Just past 2 a.m. on July 26, after a night of drinking at Pitcher's Pub in the town of Madison, John "Roth" (by all accounts a decent guy, hence my use of a pseudonym to spare embarrassment) was robbed by two men he'd met at the bar.
Roth, his pants torn from where his wallet was taken, pounded on the tavern door. Staff called town of Madison police, who viewed grainy video surveillance photos of the three men seated side-by-side at the bar. Officer Jonathan Weaver "immediately recognized" the man sitting to Roth's right, wearing a black shirt. He knew the man, Lonell James, from previous contacts, including bar checks at Pitcher's, where James occasionally went to play pool.
The police did not take witness statements from bar staff. Roth told Weaver the man to his right was in his 30s and "good-looking." He didn't mention there being anything unusual about the man's appearance.
Weaver visited Lonell James at his home a few days later. According to the officer, James initially admitted being at Pitcher's Pub that night, then said he wasn't. He denied robbing anyone. Weaver placed James under arrest, for robbery with use of force. Getting in trouble violated the conditions of James' release on a prior drunk-driving conviction, so he was not let out of jail.
Afterward, when Roth was shown a photo array of middle-aged black men, he looked at James' photo for about a minute and said he thought it might be him. How sure was he, on a scale of one to 10? "Eight." But, he added, "I didn't think his eye was that fucked up."
The case of State of Wisconsin vs. Lonell James Jr. went to trial last week Wednesday, Sept. 23. It lasted all day, with a verdict rendered just past 9 p.m. I saw most of it. No other media were present.
Witnesses explained that James suffered an injury to his left eye as a young boy. They said he's never been able to open it, calling it a "child's eye," one that's never developed. As his mug shot shows, it's pretty noticeable. But no one seems to have noticed it until police fingered Lonell James as the culprit.
At the trial, before Dane County Judge William Hanrahan, an excellent jurist, the bum eye was now the thing James' accusers were most sure about.
Roth, who said he had "three or four" half-pitchers of beer that night, now testified that his assailant was in his "late 40s" and had a damaged right eye. James is 44 and it's his left eye - the one that would have been closest to Roth at the bar - that doesn't open.
A hired security guard was certain James was in the bar that night; he was also "pretty sure" he was in his "late 20s, early 30s." One bartender was positive James was the man seated to Roth's right, because of "the eye." The only thing she couldn't remember was whether he had a mustache, a beard, sideburns, jewelry or tattoos.

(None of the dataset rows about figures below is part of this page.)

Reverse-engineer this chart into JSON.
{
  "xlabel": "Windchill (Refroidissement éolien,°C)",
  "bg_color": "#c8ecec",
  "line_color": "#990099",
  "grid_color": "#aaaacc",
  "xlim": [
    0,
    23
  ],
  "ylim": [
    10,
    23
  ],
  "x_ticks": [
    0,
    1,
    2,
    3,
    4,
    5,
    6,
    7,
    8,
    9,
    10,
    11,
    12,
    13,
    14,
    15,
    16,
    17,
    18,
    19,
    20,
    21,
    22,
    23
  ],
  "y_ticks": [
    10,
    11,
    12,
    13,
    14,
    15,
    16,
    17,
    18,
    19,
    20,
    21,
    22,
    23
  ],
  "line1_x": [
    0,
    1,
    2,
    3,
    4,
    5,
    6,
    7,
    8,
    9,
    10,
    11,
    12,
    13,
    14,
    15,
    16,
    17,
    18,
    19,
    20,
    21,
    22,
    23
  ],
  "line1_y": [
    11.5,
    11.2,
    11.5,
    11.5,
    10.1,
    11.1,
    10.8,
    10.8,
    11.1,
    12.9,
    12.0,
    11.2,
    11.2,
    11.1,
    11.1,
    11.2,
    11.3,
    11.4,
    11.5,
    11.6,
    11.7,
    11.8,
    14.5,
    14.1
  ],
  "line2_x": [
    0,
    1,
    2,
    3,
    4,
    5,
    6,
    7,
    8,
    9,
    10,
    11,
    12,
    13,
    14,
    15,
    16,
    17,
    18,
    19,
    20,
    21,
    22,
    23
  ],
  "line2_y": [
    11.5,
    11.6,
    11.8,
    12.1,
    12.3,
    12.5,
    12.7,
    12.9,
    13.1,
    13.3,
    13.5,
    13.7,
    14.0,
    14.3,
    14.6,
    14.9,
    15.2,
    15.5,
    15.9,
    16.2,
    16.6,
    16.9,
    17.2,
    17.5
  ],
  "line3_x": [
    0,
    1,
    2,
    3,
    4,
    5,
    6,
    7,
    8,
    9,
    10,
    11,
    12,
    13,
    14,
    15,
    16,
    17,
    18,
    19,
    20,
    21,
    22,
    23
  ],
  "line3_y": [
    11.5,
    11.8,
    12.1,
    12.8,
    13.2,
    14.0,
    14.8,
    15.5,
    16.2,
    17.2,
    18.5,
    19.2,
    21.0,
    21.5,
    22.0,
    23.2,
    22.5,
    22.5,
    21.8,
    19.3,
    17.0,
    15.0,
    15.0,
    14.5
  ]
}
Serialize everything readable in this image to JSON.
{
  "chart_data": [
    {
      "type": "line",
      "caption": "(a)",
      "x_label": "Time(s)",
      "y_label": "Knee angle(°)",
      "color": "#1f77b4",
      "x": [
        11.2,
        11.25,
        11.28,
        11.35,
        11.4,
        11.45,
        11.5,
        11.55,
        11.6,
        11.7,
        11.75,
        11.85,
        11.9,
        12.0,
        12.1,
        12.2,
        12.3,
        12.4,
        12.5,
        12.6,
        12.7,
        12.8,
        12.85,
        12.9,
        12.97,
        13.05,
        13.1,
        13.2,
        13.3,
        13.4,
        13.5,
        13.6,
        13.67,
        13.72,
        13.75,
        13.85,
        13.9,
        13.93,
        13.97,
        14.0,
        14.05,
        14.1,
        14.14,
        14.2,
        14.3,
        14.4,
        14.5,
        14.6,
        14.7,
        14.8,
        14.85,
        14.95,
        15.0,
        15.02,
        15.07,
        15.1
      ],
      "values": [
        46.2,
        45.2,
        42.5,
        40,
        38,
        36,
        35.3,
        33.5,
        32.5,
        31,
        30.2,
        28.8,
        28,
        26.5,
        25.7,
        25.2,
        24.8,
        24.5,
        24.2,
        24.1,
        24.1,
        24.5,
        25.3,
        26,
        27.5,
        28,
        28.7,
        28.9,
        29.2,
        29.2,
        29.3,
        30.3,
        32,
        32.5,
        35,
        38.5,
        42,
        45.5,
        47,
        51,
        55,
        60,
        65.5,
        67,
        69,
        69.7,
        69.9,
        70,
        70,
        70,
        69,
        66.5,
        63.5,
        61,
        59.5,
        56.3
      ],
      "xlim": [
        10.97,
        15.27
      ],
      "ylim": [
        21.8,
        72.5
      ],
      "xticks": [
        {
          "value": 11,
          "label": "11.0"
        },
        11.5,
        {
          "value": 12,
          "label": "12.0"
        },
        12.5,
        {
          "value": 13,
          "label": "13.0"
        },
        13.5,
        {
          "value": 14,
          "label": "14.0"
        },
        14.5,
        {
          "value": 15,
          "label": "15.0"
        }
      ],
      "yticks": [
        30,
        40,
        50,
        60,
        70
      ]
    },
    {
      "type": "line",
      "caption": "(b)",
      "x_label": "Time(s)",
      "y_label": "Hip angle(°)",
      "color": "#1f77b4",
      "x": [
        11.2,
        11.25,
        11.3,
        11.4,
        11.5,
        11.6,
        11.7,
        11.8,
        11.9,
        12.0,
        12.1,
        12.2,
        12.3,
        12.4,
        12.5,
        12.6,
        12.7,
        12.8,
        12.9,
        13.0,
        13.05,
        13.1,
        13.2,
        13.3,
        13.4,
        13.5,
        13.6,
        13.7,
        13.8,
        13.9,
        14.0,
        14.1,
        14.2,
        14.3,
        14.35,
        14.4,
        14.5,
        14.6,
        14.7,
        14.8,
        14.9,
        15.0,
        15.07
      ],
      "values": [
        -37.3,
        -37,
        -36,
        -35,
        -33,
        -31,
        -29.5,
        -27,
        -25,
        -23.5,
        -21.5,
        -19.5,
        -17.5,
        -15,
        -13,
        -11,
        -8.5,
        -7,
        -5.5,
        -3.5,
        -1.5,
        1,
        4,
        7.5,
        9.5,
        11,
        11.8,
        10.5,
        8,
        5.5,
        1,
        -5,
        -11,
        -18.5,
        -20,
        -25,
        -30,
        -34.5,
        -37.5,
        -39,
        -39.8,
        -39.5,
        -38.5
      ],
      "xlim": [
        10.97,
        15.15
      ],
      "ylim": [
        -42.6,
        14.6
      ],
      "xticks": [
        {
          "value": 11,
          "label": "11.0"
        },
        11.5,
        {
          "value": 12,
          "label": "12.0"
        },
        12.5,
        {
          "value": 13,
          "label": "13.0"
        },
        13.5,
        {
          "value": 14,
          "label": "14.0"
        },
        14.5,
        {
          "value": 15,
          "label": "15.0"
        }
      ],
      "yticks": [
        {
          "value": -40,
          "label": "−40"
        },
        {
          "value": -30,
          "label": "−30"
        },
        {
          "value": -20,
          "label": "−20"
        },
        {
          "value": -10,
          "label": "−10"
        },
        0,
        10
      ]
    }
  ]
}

Weaver and town of Madison Det. Bill Searls were certain that James was the man in the video. Weaver, viewing a still photo from the video in court, clearly saw that the man's left eye "looks disfigured." But he couldn't see the man's baseball cap, as did most other witnesses.
James' defense attorney, Dan Stein, noted that the man in the photo appeared to have tattoos on his forearm, which he at one point showed to Roth. But the prosecution's expert on video technology, Scott Kuntz of the Dane County Sheriff's Office, said the quality was too poor to tell if the man had tattoos or, for that matter, a deformed eye.
James purportedly told police, before amending his story, that he went to Pitcher's that night with his nephew. Not so, testified the nephew, who was beyond a doubt not the second man in the video. That means James' initial recollection, if rendered correctly, was wrong at least in part.
James' wife and two daughters said he was home, sleeping, when the robbery occurred. The prosecution, led by Assistant District Attorney Brian Asmus, urged the jury to discount this, saying the inconsistencies in their accounts proved they were lying - as did the things about which they were remarkably consistent. Asmus dismissed his own witnesses' inconsistencies as inconsequential.
Stein, in his closing argument, lambasted the prosecution's case, especially the eyewitness accounts. "Strangers get things wrong - all the time!" he fairly shouted. But when he tried to tell the jury that mistaken eyewitness testimony is the number-one cause of wrongful convictions in the U.S., the prosecution objected and Judge Hanrahan agreed, saying afterward this was an improper attempt to "inflame the passions" of the jury.
It's true that the defense probably should have hired an expert witness to establish the unreliability of eyewitness testimony, if it intended to make this point.
But expert witnesses cost money, which the defense was not awash in, and the interest of justice demands that this point be made, in this case and others. In fact, given what is known about this subject - see this excellent Newsweek piece it's reasonable to question why the Dane County DA's office even took this case to trial.
The jury (which included not a single African American) deliberated for about three hours before returning a verdict: not guilty. As of this Wednesday, a week later, James was still in jail, but slated for release. Of course, no one will apologize for the two months he spent there, away from his family and job.
Something truly remarkable happened during Lonell James' trial - and sadly, it wasn't that the DA's office did its best to convict a possibly innocent man. It was when Judge Hanrahan admitted he'd made a mistake in one of his rulings.
"I made a bad call," he said. "My apologies."
If only other players in the justice system had that kind of humility.